Fast Global Convergence for Low-rank Matrix Recovery via Riemannian Gradient Descent with Random Initialization
This work provides a theoretical understanding of the global convergence properties of Riemannian gradient descent for low-rank matrix recovery, which is important for researchers and practitioners using these optimization methods.
This paper proposes a new global analysis framework for low-rank matrix recovery problems using Riemannian gradient descent on a least squares loss function. The authors show that with random initialization, the algorithm avoids spurious critical points and converges to the ground truth in nearly linear time, specifically in O(log(1/ε) + log(n)) iterations for an ε-accurate solution.

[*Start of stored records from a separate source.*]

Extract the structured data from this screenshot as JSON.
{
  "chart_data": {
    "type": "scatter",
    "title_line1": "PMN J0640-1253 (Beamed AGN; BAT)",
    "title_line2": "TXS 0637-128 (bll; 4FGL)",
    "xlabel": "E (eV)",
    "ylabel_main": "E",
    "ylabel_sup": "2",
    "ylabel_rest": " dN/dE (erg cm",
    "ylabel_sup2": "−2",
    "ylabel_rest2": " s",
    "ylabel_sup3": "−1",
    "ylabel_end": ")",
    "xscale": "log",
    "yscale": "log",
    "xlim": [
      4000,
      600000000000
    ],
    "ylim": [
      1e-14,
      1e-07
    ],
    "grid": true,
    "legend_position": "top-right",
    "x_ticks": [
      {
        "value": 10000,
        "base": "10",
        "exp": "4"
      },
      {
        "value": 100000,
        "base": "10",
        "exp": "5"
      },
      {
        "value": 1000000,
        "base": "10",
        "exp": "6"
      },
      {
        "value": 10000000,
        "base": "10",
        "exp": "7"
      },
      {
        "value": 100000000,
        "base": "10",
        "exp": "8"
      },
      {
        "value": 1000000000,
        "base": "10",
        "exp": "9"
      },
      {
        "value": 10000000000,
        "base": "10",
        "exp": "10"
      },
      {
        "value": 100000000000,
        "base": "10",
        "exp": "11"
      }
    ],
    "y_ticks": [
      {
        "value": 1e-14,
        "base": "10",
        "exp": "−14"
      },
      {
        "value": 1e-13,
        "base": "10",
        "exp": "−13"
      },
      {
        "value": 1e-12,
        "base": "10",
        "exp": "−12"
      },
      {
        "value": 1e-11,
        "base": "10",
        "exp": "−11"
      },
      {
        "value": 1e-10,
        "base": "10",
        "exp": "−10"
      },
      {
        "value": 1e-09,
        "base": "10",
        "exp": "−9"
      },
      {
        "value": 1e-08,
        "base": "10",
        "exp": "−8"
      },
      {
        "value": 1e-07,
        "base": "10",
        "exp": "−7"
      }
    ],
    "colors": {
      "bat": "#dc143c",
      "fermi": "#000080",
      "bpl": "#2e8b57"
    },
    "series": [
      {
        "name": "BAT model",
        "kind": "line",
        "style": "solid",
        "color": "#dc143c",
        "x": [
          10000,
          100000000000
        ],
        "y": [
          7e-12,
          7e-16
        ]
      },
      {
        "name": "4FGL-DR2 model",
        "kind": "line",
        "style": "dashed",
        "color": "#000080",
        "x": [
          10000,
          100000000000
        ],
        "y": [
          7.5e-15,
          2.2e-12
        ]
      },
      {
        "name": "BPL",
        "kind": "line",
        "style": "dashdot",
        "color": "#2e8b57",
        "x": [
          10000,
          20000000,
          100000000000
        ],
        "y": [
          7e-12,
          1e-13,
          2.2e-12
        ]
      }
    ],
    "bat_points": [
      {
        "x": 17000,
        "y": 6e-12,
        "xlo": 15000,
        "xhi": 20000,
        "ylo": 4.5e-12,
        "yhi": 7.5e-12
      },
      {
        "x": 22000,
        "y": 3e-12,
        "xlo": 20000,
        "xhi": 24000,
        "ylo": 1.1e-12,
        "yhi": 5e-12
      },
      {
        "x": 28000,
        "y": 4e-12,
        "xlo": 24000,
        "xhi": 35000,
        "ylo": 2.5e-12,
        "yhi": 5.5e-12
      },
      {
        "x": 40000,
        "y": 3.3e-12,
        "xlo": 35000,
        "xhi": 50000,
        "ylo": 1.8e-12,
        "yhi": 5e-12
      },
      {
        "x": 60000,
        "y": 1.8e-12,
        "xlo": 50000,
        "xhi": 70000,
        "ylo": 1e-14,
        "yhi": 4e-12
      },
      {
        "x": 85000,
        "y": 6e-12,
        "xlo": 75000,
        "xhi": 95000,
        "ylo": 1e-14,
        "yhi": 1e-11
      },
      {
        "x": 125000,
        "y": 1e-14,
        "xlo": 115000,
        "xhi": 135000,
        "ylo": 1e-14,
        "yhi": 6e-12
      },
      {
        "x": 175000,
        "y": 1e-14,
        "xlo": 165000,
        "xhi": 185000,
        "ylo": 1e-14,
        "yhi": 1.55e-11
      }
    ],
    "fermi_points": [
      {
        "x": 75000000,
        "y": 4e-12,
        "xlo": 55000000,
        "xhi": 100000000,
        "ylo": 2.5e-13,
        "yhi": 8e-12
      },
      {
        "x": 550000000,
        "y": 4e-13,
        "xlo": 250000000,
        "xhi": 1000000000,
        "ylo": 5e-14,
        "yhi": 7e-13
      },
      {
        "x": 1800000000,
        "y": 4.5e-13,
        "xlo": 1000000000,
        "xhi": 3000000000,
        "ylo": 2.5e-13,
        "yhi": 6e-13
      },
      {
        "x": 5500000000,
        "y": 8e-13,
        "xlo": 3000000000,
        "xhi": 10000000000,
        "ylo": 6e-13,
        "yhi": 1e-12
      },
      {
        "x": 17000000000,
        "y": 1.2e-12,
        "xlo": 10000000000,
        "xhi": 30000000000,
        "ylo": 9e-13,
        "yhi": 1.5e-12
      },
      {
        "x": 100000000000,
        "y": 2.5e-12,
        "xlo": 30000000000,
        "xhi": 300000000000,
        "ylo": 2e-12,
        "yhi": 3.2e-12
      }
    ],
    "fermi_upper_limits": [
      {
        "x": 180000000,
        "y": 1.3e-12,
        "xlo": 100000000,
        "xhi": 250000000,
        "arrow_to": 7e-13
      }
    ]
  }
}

In this paper, we propose a new global analysis framework for a class of low-rank matrix recovery problems on the Riemannian manifold. We analyze the global behavior for the Riemannian optimization with random initialization. We use the Riemannian gradient descent algorithm to minimize a least squares loss function, and study the asymptotic behavior as well as the exact convergence rate. We reveal a previously unknown geometric property of the low-rank matrix manifold, which is the existence of spurious critical points for the simple least squares function on the manifold. We show that under some assumptions, the Riemannian gradient descent starting from a random initialization with high probability avoids these spurious critical points and only converges to the ground truth in nearly linear convergence rate, i.e. $\mathcal{O}(\text{log}(\frac{1}ε)+ \text{log}(n))$ iterations to reach an $ε$-accurate solution. We use two applications as examples for our global analysis. The first one is a rank-1 matrix recovery problem. The second one is a generalization of the Gaussian phase retrieval problem. It only satisfies the weak isometry property, but has behavior similar to that of the first one except for an extra saddle set. Our convergence guarantee is nearly optimal and almost dimension-free, which fully explains the numerical observations. The global analysis can be potentially extended to other data problems with random measurement structures and empirical least squares loss functions.